KARMA (Cerpen: Otang K.Baddy /Merapi 17 Pebruari 2013)

     Wak Haji tampak gemetar. Bercerita, bahwa di pagi hari ia tiba-tiba mendengar kabar kematian dirinya. “ Haji telah mati…Haji telah matii..!” begitulah yang keluar dari mulut orang-orang di luar. Bahkan di pengeras suara yang berasal dari masjid-masjid di kampung itu.

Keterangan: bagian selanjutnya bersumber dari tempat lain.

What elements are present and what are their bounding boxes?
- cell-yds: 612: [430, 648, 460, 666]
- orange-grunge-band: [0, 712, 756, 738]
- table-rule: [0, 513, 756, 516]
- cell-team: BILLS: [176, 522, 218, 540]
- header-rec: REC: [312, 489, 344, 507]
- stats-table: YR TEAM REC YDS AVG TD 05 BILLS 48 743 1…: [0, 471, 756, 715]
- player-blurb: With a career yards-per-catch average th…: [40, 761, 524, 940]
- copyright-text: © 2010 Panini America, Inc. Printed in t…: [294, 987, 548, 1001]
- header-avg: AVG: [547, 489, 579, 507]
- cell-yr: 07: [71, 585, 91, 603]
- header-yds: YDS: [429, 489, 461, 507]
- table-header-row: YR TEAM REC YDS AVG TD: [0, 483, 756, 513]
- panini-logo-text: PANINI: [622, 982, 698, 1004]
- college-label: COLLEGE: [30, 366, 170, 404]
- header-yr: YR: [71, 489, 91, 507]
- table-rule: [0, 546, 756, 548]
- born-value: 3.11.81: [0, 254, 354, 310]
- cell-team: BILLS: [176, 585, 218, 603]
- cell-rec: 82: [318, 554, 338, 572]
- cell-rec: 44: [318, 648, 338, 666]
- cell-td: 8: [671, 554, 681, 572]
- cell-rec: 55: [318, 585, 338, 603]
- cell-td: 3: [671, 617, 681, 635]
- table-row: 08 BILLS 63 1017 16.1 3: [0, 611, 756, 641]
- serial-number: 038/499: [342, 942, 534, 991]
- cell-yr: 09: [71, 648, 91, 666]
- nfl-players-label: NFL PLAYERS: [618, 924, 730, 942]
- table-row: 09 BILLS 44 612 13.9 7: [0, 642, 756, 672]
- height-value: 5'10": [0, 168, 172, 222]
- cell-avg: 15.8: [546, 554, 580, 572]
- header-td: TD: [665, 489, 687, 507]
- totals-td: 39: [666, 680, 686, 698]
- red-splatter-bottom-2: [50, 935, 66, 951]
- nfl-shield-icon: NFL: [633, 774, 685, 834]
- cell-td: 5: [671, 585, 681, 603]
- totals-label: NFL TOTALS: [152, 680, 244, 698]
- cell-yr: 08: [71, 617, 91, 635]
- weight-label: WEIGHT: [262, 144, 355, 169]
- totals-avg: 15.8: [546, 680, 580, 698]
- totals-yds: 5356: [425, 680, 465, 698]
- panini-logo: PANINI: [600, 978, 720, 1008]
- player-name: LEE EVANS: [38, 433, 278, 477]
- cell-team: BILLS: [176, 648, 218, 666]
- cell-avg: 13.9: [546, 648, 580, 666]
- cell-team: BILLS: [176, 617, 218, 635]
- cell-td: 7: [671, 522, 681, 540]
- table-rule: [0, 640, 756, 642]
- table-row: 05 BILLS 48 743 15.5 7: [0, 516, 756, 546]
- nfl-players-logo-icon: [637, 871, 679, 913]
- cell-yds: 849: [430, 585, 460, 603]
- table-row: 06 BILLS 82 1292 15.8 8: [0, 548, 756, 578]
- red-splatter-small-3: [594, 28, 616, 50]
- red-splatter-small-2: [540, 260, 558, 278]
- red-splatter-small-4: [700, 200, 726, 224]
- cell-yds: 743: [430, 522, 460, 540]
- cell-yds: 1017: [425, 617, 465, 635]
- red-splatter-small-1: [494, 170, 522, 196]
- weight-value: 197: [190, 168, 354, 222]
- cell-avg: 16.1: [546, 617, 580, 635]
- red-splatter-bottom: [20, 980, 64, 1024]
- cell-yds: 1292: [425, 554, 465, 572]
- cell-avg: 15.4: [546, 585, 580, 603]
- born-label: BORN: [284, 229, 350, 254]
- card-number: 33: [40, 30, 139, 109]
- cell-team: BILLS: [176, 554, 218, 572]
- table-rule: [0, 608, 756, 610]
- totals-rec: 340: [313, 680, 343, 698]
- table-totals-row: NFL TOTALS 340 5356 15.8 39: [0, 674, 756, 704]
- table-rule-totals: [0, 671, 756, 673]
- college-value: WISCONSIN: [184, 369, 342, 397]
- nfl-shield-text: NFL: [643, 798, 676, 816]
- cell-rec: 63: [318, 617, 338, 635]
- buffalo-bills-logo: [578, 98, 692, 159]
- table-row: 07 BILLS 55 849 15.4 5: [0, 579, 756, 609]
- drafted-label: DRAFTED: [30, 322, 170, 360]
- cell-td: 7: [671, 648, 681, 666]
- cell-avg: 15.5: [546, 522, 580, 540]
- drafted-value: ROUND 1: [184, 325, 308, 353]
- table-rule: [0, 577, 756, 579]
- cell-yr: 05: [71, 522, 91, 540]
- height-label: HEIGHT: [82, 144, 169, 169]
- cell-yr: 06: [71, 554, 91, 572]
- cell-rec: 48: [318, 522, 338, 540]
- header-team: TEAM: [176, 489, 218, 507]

      Kendati ada kejanggalan alias tak lazim, yakni pada berita itu tak ada ucapan ‘Innaa lillahi wa innaa ilaihi
raaji’uun’ dari seorang pun, namun baginya bak sambaran petir yang mendadak meluluh lantakan pendiriannya. Hatinya tak enak, pengumuman itu seakan tak sopan dan tak tahu diri. Seburuk apa pun tingkah – menurutnya itu pun jika ada, bukankah dia itu termasuk pembawa agama, imam masjid, dan bahkan telah berhaji?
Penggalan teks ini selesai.